Sunday, 17 February 2008

Cram it in; just how complex can games become?

It seems these days that more, not necessarily bigger, is better. At least when it comes to games. If you want to see direct proof of this then go look at the top list of games on gamefaqs.com for the PSP section. As of the date of this blog, three of the games - Monster Hunter, Monster Hunter 2 and Disgaea PSP - can only be accurately described as gargantuan in their scope. The Monster Hunter series offer a huge free-roaming world where you can do battle with various different types of weapons and abilities against loads of, well monsters. Disgaea is also a remarkably silly romp which involves stats so astronomically high as to be mind-boggling. This is certainly an impressive feat considering the small size of PSP games (somewhere in the region of 800Mb a piece). But do all these extra features mean that MH and Disgaea are the best games ever created?

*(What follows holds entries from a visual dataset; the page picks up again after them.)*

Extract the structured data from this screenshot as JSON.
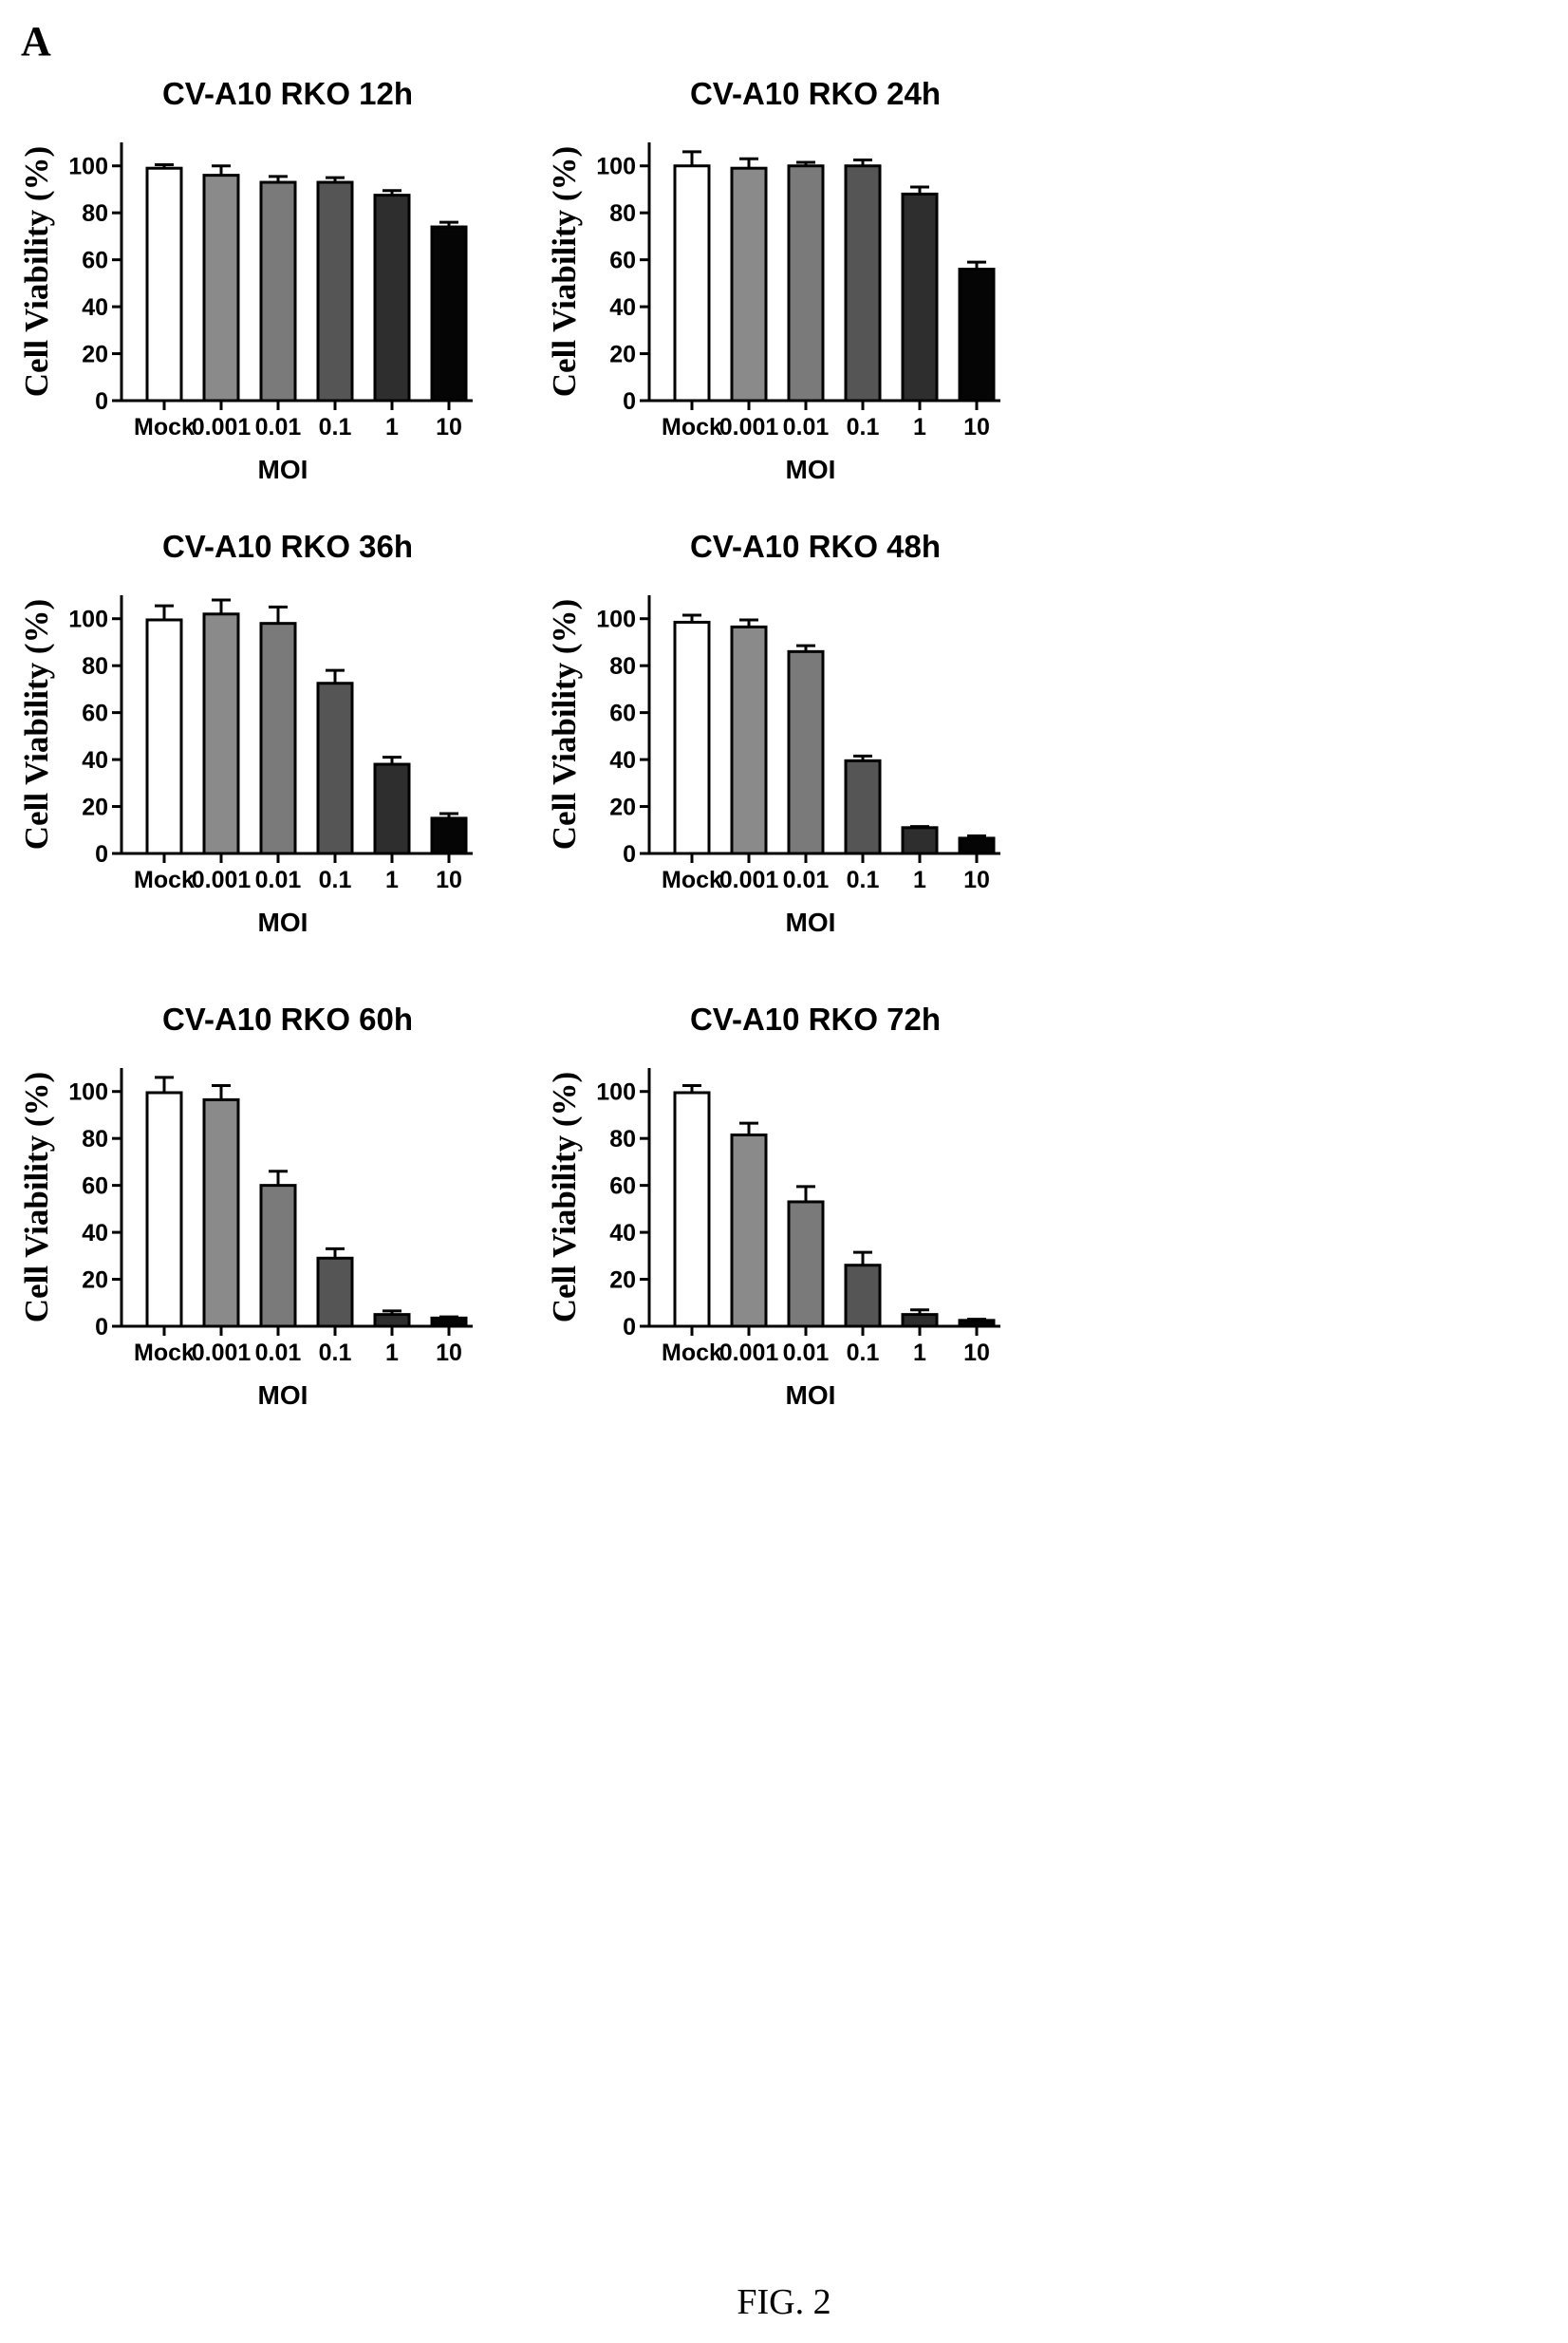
{
  "figure": {
    "panel_label": "A",
    "caption": "FIG. 2"
  },
  "colors": {
    "bar_fills": [
      "#ffffff",
      "#8a8a8a",
      "#7a7a7a",
      "#555555",
      "#2e2e2e",
      "#050505"
    ],
    "stroke": "#000000"
  },
  "chart_data": [
    {
      "type": "bar",
      "title": "CV-A10 RKO 12h",
      "xlabel": "MOI",
      "ylabel": "Cell Viability (%)",
      "ylim": [
        0,
        110
      ],
      "yticks": [
        0,
        20,
        40,
        60,
        80,
        100
      ],
      "categories": [
        "Mock",
        "0.001",
        "0.01",
        "0.1",
        "1",
        "10"
      ],
      "values": [
        99,
        96,
        93,
        93,
        87.5,
        74
      ],
      "errors": [
        1.5,
        4,
        2.5,
        2,
        2,
        2
      ]
    },
    {
      "type": "bar",
      "title": "CV-A10 RKO 24h",
      "xlabel": "MOI",
      "ylabel": "Cell Viability (%)",
      "ylim": [
        0,
        110
      ],
      "yticks": [
        0,
        20,
        40,
        60,
        80,
        100
      ],
      "categories": [
        "Mock",
        "0.001",
        "0.01",
        "0.1",
        "1",
        "10"
      ],
      "values": [
        100,
        99,
        100,
        100,
        88,
        56
      ],
      "errors": [
        6,
        4,
        1.5,
        2.5,
        3,
        3
      ]
    },
    {
      "type": "bar",
      "title": "CV-A10 RKO 36h",
      "xlabel": "MOI",
      "ylabel": "Cell Viability (%)",
      "ylim": [
        0,
        110
      ],
      "yticks": [
        0,
        20,
        40,
        60,
        80,
        100
      ],
      "categories": [
        "Mock",
        "0.001",
        "0.01",
        "0.1",
        "1",
        "10"
      ],
      "values": [
        99.5,
        102,
        98,
        72.5,
        38,
        15
      ],
      "errors": [
        6,
        6,
        7,
        5.5,
        3,
        2
      ]
    },
    {
      "type": "bar",
      "title": "CV-A10 RKO 48h",
      "xlabel": "MOI",
      "ylabel": "Cell Viability (%)",
      "ylim": [
        0,
        110
      ],
      "yticks": [
        0,
        20,
        40,
        60,
        80,
        100
      ],
      "categories": [
        "Mock",
        "0.001",
        "0.01",
        "0.1",
        "1",
        "10"
      ],
      "values": [
        98.5,
        96.5,
        86,
        39.5,
        11,
        6.5
      ],
      "errors": [
        3,
        3,
        2.5,
        2,
        0.5,
        1
      ]
    },
    {
      "type": "bar",
      "title": "CV-A10 RKO 60h",
      "xlabel": "MOI",
      "ylabel": "Cell Viability (%)",
      "ylim": [
        0,
        110
      ],
      "yticks": [
        0,
        20,
        40,
        60,
        80,
        100
      ],
      "categories": [
        "Mock",
        "0.001",
        "0.01",
        "0.1",
        "1",
        "10"
      ],
      "values": [
        99.5,
        96.5,
        60,
        29,
        5,
        3.5
      ],
      "errors": [
        6.5,
        6,
        6,
        4,
        1.5,
        0.5
      ]
    },
    {
      "type": "bar",
      "title": "CV-A10 RKO 72h",
      "xlabel": "MOI",
      "ylabel": "Cell Viability (%)",
      "ylim": [
        0,
        110
      ],
      "yticks": [
        0,
        20,
        40,
        60,
        80,
        100
      ],
      "categories": [
        "Mock",
        "0.001",
        "0.01",
        "0.1",
        "1",
        "10"
      ],
      "values": [
        99.5,
        81.5,
        53,
        26,
        5,
        2.5
      ],
      "errors": [
        3,
        5,
        6.5,
        5.5,
        2,
        0.5
      ]
    }
  ]
}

Well no actually, it doesn't. I tried hard, so very very hard, to like MH. I mean if everyone else liked it so much, surely it must be good? Then I remembered that everyone also likes excessive drinking and Grand Theft Auto, promptly bringing me to my senses. The major problem with games such as Monster Hunter and Disgaea is that for most hardcore gamers such as myself who demand to see everything a game has to offer (being from the North of England I have a natural tendency towards tight-fistedness), putting in all of these features almost from the word go actually causes an interesting affect; I just don't want to do it. The sheer cliff face that is the world I've been given proves too much, so I go off and play iSketch instead.

What's the problem here exactly? Perhaps it's me, maybe I'm just fickle. But I think it's something else. To me a game can be complicated and deep, it just needs the right pacing of just how complex and deep it gets. Take your average JRPG, a mixed bag of brilliant examples of narrative and hours-long trash that's as fun to sit through as genital mutilation. It would be absurd if you were given transport around the entire world, every single party member and every single spell, ability, item, weapon, armour and battery-powered dildo. There's a gradual incline of learning to be had, where new ideas are trickle-fed to you like a hamster at it's water tub. Now compare this to Monster Hunter; you're given an option of every weapon, a unnecessarily huge set of tutorials that will reasonably take double digit hours to sit through them all, and then punted out on your arse with nary a target in sight. Sandbox game or not, I need some direction, a reason to want to randomly mutilate animals besides increasing numbers.

Then there's other such issues, perhaps one that's always got my goat - multiple endings. Now the backs of games boxes are more than happy to shout out such features to the high heavens. Personally I see the term "multiple endings" on the back of a games box and feel slightly nauseous. I can say, without hyperbole, that not once in my gaming life have I ever been able to get anything positive out of multiple endings without a guide sat on my lap. Call me insane, but I don't want to have to go through however many hours it takes to complete a game and missing out on the "perfect", most expensively produced sequence because I forgot to visit Old Man Plot Device three times as oppose to just the two times I remembered whilst I was trying to play the game. I can see the virtue of multiple endings in some respects, but there's better ways of doing it. The Fallout series is easily the best example I've ever seen; you have one central storyline that always concludes the same way. What you do in individual towns changes the ending slightly; not a lot, but enough to make you want to do something a bit different to see if you can change the fate of Broken Hills (you can't by the way, I tried). Now contrast this to the J-Pop disaster that is FFX-2; not only do you need to maximize an arbitrary percentage completion that randomly increases, but you need to talk to a specific character, at a specific location, at a specific time, and a specific number of times. Are you kidding me? What happened to the days when such achievements were the realm of getting a higher score than the last player? It's sheer madness.

I personally would rather see more games being constructed that were more focused on their core elements rather than taking those same elements and spreading them out so far it becomes a tangled mess. Games such as F.E.A.R. are much more engrossing to play than something like Disgaea. It focuses itself on the tactical shooting and horror aspects to aplomb, while Disgaea complexity grows exponentially to the point where it all becomes too much to care about. It's a bit like choosing between reading a great novel or staring at a bunch of spreadsheets on a database. You're bound to get something out of both of them, but the question is just how far does your masochism go to learn all five hundred lines of the customer shoe catalogue?